Entscheidungsstichwort (Thema)
Gesetzliche Unfallversicherung. Wegeunfall. sachlicher Zusammenhang. Weg von einem dritten Ort zur Wohnung. Abholen von Arbeitsmaterialien vor Arbeitsbeginn. Schlüssel und Unterlagen
Orientierungssatz
Verunglückt eine Arbeitnehmerin auf dem Weg von einem dritten Ort zu ihrer Wohnung, um dort die für ihre Arbeitstätigkeit benötigten Arbeitsmaterialien (Unterlagen und einen Schlüssel) abzuholen, steht sie dabei nicht gem § 8 Abs 2 Nr 1 SGB 7 unter dem Schutz der gesetzlichen Unfallversicherung.
Tenor
Die Berufung der Klägerin gegen das Urteil des Sozialgerichts Dortmund vom 02.03.2021 wird zurückgewiesen.

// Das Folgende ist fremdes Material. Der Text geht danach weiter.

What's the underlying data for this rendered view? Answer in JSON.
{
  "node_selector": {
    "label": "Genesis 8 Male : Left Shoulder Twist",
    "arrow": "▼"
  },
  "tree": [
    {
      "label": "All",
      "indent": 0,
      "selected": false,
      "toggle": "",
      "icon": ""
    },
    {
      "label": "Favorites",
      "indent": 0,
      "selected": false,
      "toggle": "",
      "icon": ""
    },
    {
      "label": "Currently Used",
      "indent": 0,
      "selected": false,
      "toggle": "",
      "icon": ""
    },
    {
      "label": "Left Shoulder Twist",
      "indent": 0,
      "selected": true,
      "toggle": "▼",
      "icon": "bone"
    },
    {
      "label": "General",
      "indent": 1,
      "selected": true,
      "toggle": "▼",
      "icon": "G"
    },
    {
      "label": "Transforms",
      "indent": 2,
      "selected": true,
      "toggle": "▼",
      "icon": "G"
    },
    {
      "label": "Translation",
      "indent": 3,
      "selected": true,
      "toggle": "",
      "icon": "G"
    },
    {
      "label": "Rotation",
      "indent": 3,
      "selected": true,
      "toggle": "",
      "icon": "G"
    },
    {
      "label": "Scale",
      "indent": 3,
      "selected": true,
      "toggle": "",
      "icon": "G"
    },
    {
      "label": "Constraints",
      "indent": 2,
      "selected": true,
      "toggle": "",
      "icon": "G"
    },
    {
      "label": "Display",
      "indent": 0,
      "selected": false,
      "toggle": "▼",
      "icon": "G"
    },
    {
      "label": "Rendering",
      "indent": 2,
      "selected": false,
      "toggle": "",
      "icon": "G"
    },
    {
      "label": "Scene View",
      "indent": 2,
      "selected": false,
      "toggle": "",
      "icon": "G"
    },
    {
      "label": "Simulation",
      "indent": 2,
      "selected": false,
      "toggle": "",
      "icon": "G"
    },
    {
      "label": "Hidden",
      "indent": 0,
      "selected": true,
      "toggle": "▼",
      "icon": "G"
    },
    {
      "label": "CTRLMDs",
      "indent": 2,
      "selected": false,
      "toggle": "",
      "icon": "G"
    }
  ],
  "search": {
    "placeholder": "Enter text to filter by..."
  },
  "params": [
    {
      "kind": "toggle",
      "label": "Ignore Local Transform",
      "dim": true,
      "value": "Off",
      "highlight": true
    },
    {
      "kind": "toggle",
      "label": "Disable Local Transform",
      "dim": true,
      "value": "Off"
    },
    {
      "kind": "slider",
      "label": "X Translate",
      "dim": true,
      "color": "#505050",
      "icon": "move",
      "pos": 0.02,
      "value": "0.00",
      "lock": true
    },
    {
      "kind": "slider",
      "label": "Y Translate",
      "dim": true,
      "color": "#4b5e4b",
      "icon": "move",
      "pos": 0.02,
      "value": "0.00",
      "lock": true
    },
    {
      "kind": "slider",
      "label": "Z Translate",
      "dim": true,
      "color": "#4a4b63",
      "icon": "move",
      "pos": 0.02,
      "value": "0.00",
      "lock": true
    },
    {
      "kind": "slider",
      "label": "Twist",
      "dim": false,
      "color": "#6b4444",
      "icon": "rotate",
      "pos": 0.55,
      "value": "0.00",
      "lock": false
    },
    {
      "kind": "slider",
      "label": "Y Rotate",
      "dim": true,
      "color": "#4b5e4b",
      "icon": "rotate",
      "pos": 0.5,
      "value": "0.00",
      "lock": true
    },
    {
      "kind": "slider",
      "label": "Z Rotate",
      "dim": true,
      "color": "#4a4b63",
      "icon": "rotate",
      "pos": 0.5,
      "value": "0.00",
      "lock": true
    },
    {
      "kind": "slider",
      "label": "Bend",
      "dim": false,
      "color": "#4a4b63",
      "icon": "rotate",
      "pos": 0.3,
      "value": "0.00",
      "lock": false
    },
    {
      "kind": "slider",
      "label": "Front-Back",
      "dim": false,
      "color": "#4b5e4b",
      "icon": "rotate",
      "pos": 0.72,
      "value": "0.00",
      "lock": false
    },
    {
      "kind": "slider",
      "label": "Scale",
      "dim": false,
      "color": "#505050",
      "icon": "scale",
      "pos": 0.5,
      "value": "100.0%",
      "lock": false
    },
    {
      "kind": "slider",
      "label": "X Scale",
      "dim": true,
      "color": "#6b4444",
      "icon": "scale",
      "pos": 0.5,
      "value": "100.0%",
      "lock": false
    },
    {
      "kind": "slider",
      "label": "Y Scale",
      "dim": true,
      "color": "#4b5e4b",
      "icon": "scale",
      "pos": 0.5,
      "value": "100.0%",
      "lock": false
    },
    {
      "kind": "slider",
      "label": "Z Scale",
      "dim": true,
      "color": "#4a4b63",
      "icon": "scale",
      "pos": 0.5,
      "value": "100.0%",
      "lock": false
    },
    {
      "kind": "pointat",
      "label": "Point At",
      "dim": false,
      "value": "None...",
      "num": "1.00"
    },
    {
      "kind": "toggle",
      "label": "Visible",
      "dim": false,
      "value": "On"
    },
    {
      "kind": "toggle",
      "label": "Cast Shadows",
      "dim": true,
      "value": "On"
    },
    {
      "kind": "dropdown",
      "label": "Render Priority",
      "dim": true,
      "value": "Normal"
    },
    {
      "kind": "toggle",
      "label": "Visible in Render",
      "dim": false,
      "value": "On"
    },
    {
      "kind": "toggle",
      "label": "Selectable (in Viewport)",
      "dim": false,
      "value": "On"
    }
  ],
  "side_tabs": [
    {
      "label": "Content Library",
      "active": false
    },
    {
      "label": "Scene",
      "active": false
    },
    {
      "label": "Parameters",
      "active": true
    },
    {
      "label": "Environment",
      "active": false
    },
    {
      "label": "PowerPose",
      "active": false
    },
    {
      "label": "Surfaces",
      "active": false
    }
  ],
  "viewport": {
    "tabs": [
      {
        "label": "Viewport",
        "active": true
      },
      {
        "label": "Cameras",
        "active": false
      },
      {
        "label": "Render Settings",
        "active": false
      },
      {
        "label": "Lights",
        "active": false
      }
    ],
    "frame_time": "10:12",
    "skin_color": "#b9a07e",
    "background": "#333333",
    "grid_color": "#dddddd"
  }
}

Kosten sind auch im Berufungsverfahren nicht zu erstatten.
Die Revision wird nicht zugelassen.
Gründe
I.
Die Beteiligten streiten um die Anerkennung eines Ereignisses als Arbeitsunfall.
Die 1960 geborene Klägerin wohnt in der T-Straße 5 in X. Ihre Arbeitsstätte, eine Kirchengemeindeverwaltung, befindet sich in der B-Straße in I. Die Klägerin verbrachte das Wochenende vom 25.11.2016 bis zum Morgen des 27.11.2016, einem Montag, in C in Niedersachsen. Sie reiste am Morgen von C ab mit dem Ziel, zunächst nach Hause zu fahren, um dort einen Schlüssel und verschiedene Unterlagen zu holen, welche sie für die Verrichtung ihrer Arbeitstätigkeit benötigte, und sodann zu ihrer Arbeitsstätte zu fahren. Arbeitsbeginn sollte an jenem Tag für die Klägerin um 11 Uhr sein. Um 08.55 Uhr erlitt die Klägerin auf dem Weg zu ihrer Wohnung (Fahrabschnitt der Bundesstraße 01 in Richtung X etwa acht Kilometer vor der Stadt) einen Verkehrsunfall.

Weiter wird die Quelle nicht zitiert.